In Re the Marriage of Ales

STREIT, J.

(specially concurring)

I concur as to the result affirming the trial court, but dissent as to the pronouncements concerning cohabitation.

Two learned members of this court hold when a petitioner in a modification action proves a prior spouse receiving alimony is cohabitating, the burden shifts to the recipient to show why alimony should continue in spite of the cohabitation. By doing so, they blur the distinction between marriage and cohabitation which has been definite in Iowa. It has always been the law of this state that cohabitants are not afforded the same legal rights or responsibilities as married persons. Our supreme court heartily embraced this principle in Slocum v. Hammond by rejecting the concept of palimony. In Slocum, the court quoted this language:

The policy of this state is that the de jure family is the basic unit of social order. This policy is reflected in statutes governing the right to marry. See Iowa Code chapter 595 (1983). It is reflected in the rule recognizing common law marriages. It is demonstrated by statutes defining the rights and responsibilities of husbands and wives toward each other and toward their children. See, e.g., chapters 597 and 598. The policy favoring marriage is not rooted only in community mores. It is also rooted in the necessity of providing an institutional basis for defining the fundamental relational rights and responsibilities of persons in organized society. This policy would be subverted if persons could gain marital legal rights without accepting correlative marital legal responsibilities. We need go no further than this in rejecting plaintiffs’ invitation in the present case.
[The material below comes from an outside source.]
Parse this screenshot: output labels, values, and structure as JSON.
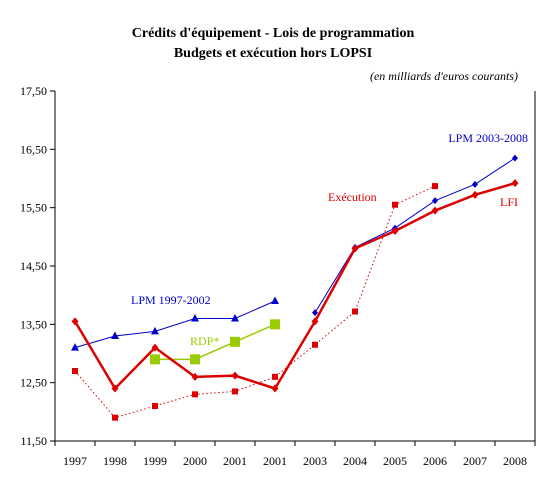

Slocum v. Hammond, 346 N.W.2d 485, 491 (Iowa 1984) (quoting Laws v. Griep, 332 *706N.W.2d 339, 341 (Iowa 1983)). The majority’s holding burdens cohabitant with responsibility of marriage without the corollary rights. In addition, although defined by the majority, cohabitation exists in a multitude of forms and is hard to pin down by definition, making this holding difficult to apply.

The majority uses this court’s decision in In re Marriage of Wendell, 581 N.W.2d 197, 199-200 (Iowa App.1998) to support a change in the burden-shifting analysis. In re Marriage of Wendell does not support the change. In Wendell, we held because cohabitation has too many variables to be a defined future event, it would be inappropriate to use cohabitation as an event to automatically terminate alimony in an original dissolution decree. See Wendell, 581 N.W.2d at 200. Rather, we held, it was better to reserve the question of whether cohabitation would terminate alimony in an action to modify the decree based on a substantial change of circumstances under Iowa section 598.21(8)(a).

There is no reason to blur the legal distinction between marriage and cohabitation as the majority does here. Cohabitation should remain a factor to consider in determining whether there has been a substantial change in circumstances warranting modification. See Iowa Code § 598.21(8); see also Schober, 379 N.W.2d at 47; In re Marriage of Wendell, 581 N.W.2d 197 (Iowa App.1998). It should not be elevated to the same legal effect as remarriage.

MAHAN and ZIMMER, JJ., join this special concurrence.